Well, enjoy it while you can Brigstocke, because 2-nil is as far as it goes. Next week, and the week after that, and the week after that, in fact every week until the end of the series – Nay! the end of the universe – I will have justice! There's a reason the Tardis was blue, y'know. Allons y!
prandeamus
August 5, 2013 @ 5:40 am
And with more predictability than a Terry Nation script, the fake "PeterCapaldi" accounts have surfaced on Twitter and Facebook … And gathered tens of thousands of naive followers immediately. What a world we live in.
peeeeeeet
August 5, 2013 @ 6:28 am
I don't watch Dancing with the Stars… but, yes, Stephen Hawking was a welcome surprise.
If ever a comment deserved to be cut adrift from its immediate context…
Daibhid C
August 5, 2013 @ 8:27 am
Yeah, it's weird. I started off with the less specific fact "Sylvester McCoy is the only Scottish Doctor who never played Robert Louis Stevenson", and then I noticed the rest.
Capaldi was in the 1992 BBC2 series Early Travellers in North America, and Tennant in the 2011 Radio 4 two-part Afternoon Play Stevenson in Love.
storiteller
August 5, 2013 @ 8:42 am
I actually had seen both of them and I vaguely remember him being fine but not particularly exciting in Fires of Pompeii and weirdly, don't remember him at all in Children of Earth. (Perhaps because I was distracted by the Jack / Ianto thing even though I had only watched a couple episodes of Torchwood prior.) I was more talking about leading roles. However, I'll definitely see if Local Hero is available on Netflix.
As for his role in Children of Earth, I doubt they'll try to square that with Who continuity, but it would be very interesting if they did! As my husband pointed out, it would be that the Doctor was not only there during Children of Earth, but actually caused the entire issue….
BerserkRL
August 5, 2013 @ 10:52 am
He actually reminds me a bit of Craig Ferguson. It's the creepy smile.
BerserkRL
August 5, 2013 @ 10:54 am
In the 50th year, they've cast a new doctor as old as the first one.

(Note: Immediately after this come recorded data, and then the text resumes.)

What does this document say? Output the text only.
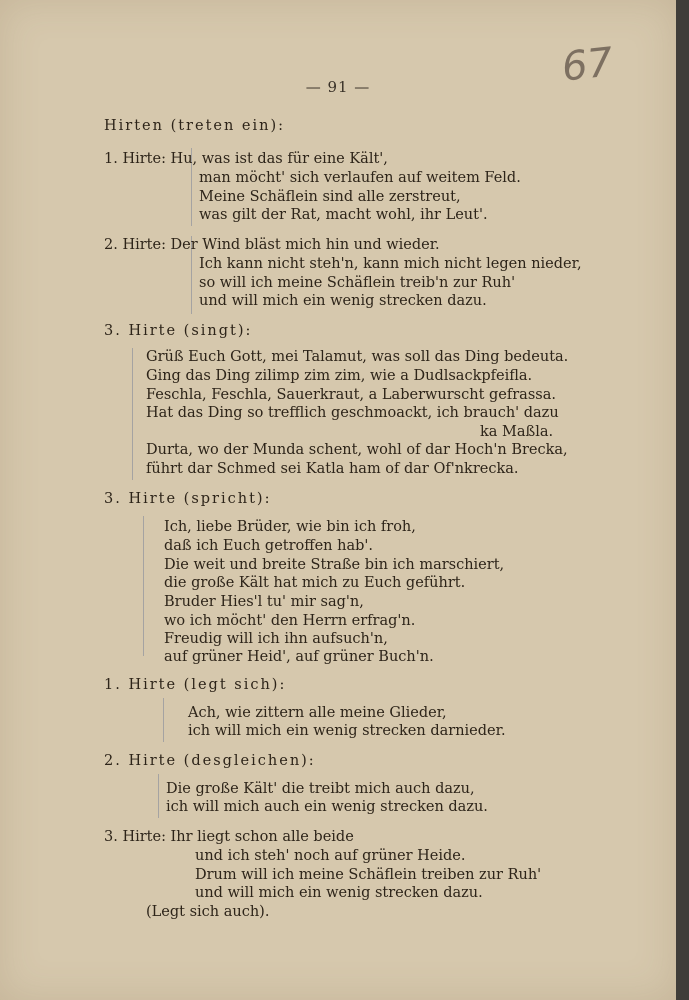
— 91 —	67
Hirten (treten ein):
1. Hirte: Hu, was ist das für eine Kält',
man möcht' sich verlaufen auf weitem Feld.
Meine Schäflein sind alle zerstreut,
was gilt der Rat, macht wohl, ihr Leut'.
2. Hirte: Der Wind bläst mich hin und wieder.
Ich kann nicht steh'n, kann mich nicht legen nieder,
so will ich meine Schäflein treib'n zur Ruh'
und will mich ein wenig strecken dazu.
3. Hirte (singt):
Grüß Euch Gott, mei Talamut, was soll das Ding bedeuta.
Ging das Ding zilimp zim zim, wie a Dudlsackpfeifla.
Feschla, Feschla, Sauerkraut, a Laberwurscht gefrassa.
Hat das Ding so trefflich geschmoackt, ich brauch' dazu
ka Maßla.
Durta, wo der Munda schent, wohl of dar Hoch'n Brecka,
führt dar Schmed sei Katla ham of dar Of'nkrecka.
3. Hirte (spricht):
Ich, liebe Brüder, wie bin ich froh,
daß ich Euch getroffen hab'.
Die weit und breite Straße bin ich marschiert,
die große Kält hat mich zu Euch geführt.
Bruder Hies'l tu' mir sag'n,
wo ich möcht' den Herrn erfrag'n.
Freudig will ich ihn aufsuch'n,
auf grüner Heid', auf grüner Buch'n.
1. Hirte (legt sich):
Ach, wie zittern alle meine Glieder,
ich will mich ein wenig strecken darnieder.
2. Hirte (desgleichen):
Die große Kält' die treibt mich auch dazu,
ich will mich auch ein wenig strecken dazu.
3. Hirte: Ihr liegt schon alle beide
und ich steh' noch auf grüner Heide.
Drum will ich meine Schäflein treiben zur Ruh'
und will mich ein wenig strecken dazu.
(Legt sich auch).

Though he sure doesn't feel as old as the first one.
BerserkRL
August 5, 2013 @ 10:55 am
Which sucks, because I am the real Peter Capaldi. For fifty quid you can have my autograph.
Ross
August 5, 2013 @ 11:35 am
Hartnell was deliberately playing the role older than he actually was, because the role was specified as calling for an older, sort of wizardly character. Capaldi presents himself publicly as younger than his actual age, because he is a middle-aged actor in the twenty-first century, and that is how it's done these days.
storiteller
August 5, 2013 @ 5:45 pm
He reminds me much more of Anthony Bourdain, at least in terms of looks and swearing.
William Silvia
August 11, 2013 @ 2:29 am
He was in Doctor Who and Torchwood as well.